Snow-flecked on arrival, I'm quickly offered a warm cup of saké – Honjozo non vintage. It has a sweet nose of vanilla and licorice with hints of aniseed. The palate is totally different - salty and savoury like a Fino Sherry. It's smooth, medium-bodied and dangerously drinkable. After two cups I switch to sesame tea, fearing my knife skills may not be at their peak if I indulge any further.

Our teacher is a tall Thai guy called Yod Bovron, who tells us to handle the rice the way we would a lover. Strips of seaweed are passed round and we work on the rough side, so the shiny side is in view when you eat it. First up we make cucumber maki rolls. Wetting our hands with water and slapping them together like Sumo wresters, we grab a clump of rice and cover the seaweed with it, leaving a space at the top for folding. It's harder than it looks, and I make a royal mess.

We then sprinkle the rice with sesame seeds and strips of cucumber. Now for the hard part: folding. Yod grabs the ends of his bamboo sushi mat, and folds the seaweed into a neat roll in three quick movements. My rolling techniques are not up to scratch and my maki doesn't meet in the middle. I turn it over and put in on the tray before anyone notices.

Next up are California rolls, which I have more success with. We cover a strip of seaweed with rice and decorate it with fiery orange flying fish eggs, that burn like jewels in the light. Flipping it over, we decorate the other side with avocado, strips of salmon sashimi and special sushi mayonnaise. I give mine a generous squirt, then roll it quickly, so the seaweed disappears, covered by the outer layer of rice. It looks mouthwatering, but we have more sushi to make before I can try it.

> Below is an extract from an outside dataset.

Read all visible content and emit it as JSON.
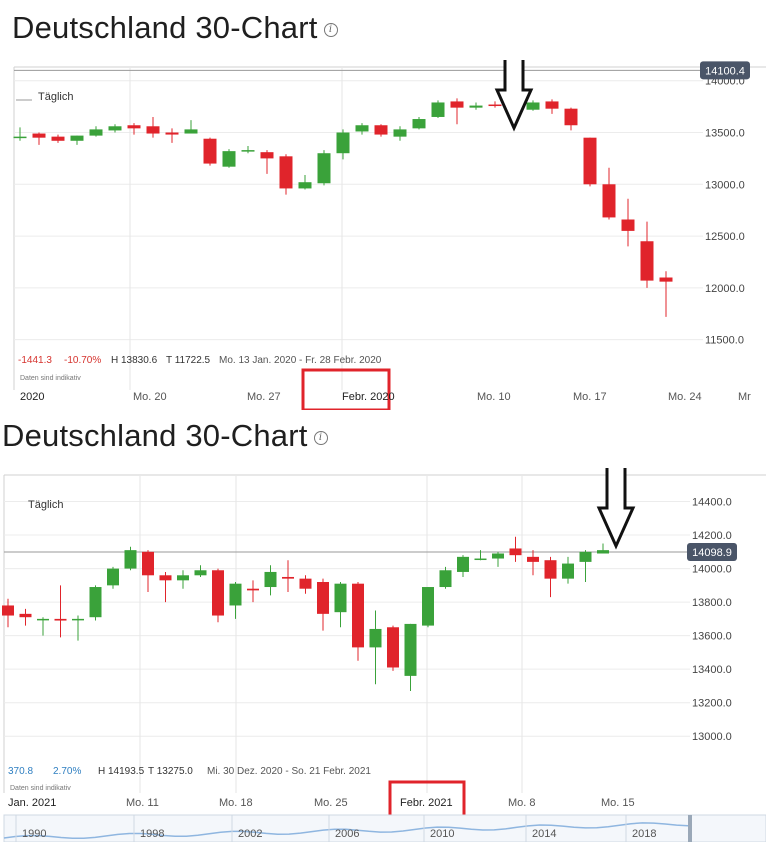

By the time we're onto the nigiri (strips of sashmi on a ball of rice), I'm on a roll. Yod shows us how it's done, adding a dab of wasabi to the sashimi, then squishing, poking and prodding it into shape. We're all too hungry to resist temptation, and pop them in our mouths. They're delicious. Last on the menu are the prawn tempura hand rolls. I make a bed of rice across one side of the seaweed and add asparagus, mayo and the tempura, then roll it from corner to corner like an ice cream cone.

We're given our maki and California rolls back. They look so pretty on the plate, it's hard to believe I made them. They don't stay on the plate for long, as I'm ravenous. The hand roll and California rolls are particularly delicious – must be the mayo. Sushi only stays fresh for four hours, so it's perishable personified, but if you can spare the time to make it, your tastebuds will be richly rewarded.